Pendent Jurisdiction

Federal courts have jurisdiction over state claims which are related to the federal claims and result from a common nucleus of operative facts. See United Mine Workers v. Gibbs, 383 U.S. 715, 725 (1966); see also Aldinger v. Howard, 427 U.S. 1, 9 (1976). 28 U.S.C. § 1367(c)(3) (1997) provides that a district court may decline to exercise supplemental jurisdiction over a claim when the court has dismissed all claims over which it has original jurisdiction. Decisions regarding pendent jurisdiction should be premised on considerations of judicial economy, convenience and fairness to the litigants. New Rock Asset Partners v. Preferred Entity Advancements, 101 F.3d 1492, 1505 (3d Cir. 1996)(citation omitted).

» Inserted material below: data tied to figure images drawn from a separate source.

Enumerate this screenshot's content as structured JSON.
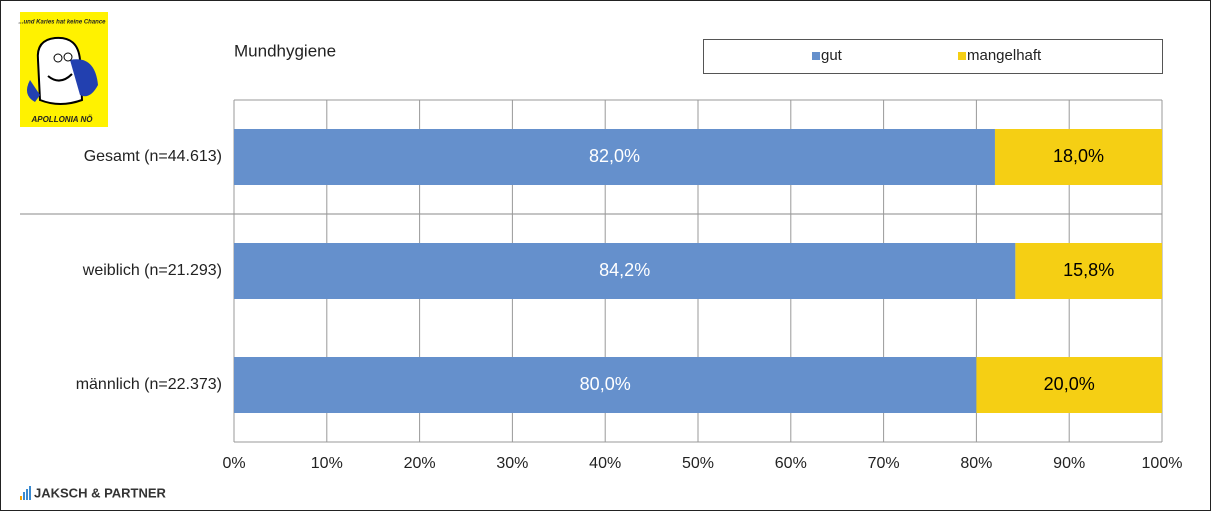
{
  "branding": {
    "logo_text": "...und Karies hat keine Chance",
    "logo_caption": "APOLLONIA NÖ",
    "footer": "JAKSCH & PARTNER"
  },
  "chart_data": {
    "type": "stacked-barh",
    "title": "Mundhygiene",
    "categories": [
      "Gesamt (n=44.613)",
      "weiblich (n=21.293)",
      "männlich (n=22.373)"
    ],
    "series": [
      {
        "name": "gut",
        "color": "#6590cc",
        "values": [
          82.0,
          84.2,
          80.0
        ],
        "value_labels": [
          "82,0%",
          "84,2%",
          "80,0%"
        ],
        "label_color": "#ffffff"
      },
      {
        "name": "mangelhaft",
        "color": "#f5cf14",
        "values": [
          18.0,
          15.8,
          20.0
        ],
        "value_labels": [
          "18,0%",
          "15,8%",
          "20,0%"
        ],
        "label_color": "#000000"
      }
    ],
    "xlim": [
      0,
      100
    ],
    "xticks": [
      {
        "value": 0,
        "label": "0%"
      },
      {
        "value": 10,
        "label": "10%"
      },
      {
        "value": 20,
        "label": "20%"
      },
      {
        "value": 30,
        "label": "30%"
      },
      {
        "value": 40,
        "label": "40%"
      },
      {
        "value": 50,
        "label": "50%"
      },
      {
        "value": 60,
        "label": "60%"
      },
      {
        "value": 70,
        "label": "70%"
      },
      {
        "value": 80,
        "label": "80%"
      },
      {
        "value": 90,
        "label": "90%"
      },
      {
        "value": 100,
        "label": "100%"
      }
    ],
    "grid": true
  }
}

Once jurisdiction has been exercised over the state claim, elimination of the federal claim does not deprive the court of jurisdiction to adjudicate the pendent claim. Id. (citing Lentino v. Fringe Emp. Plans, Inc., 611 F. 2d 474, 479 (3d Cir. 1979)). However, when the federal claim is dismissed prior to trial, a district court should decline to decide the pendent state claims, "unless considerations of judicial economy, convenience, and fairness provide an affirmative justification for doing so." Borough of West Mifflin v. Lancaster, 45 F.3d 780, 788 (3d Cir. 1995).

Since this Court has granted summary judgment in favor of the Defendants with respect to all of Shawley's § 1983 claims, jurisdiction will be declined with respect to Plaintiff's pendent state law negligence claim. An appropriate Order will enter.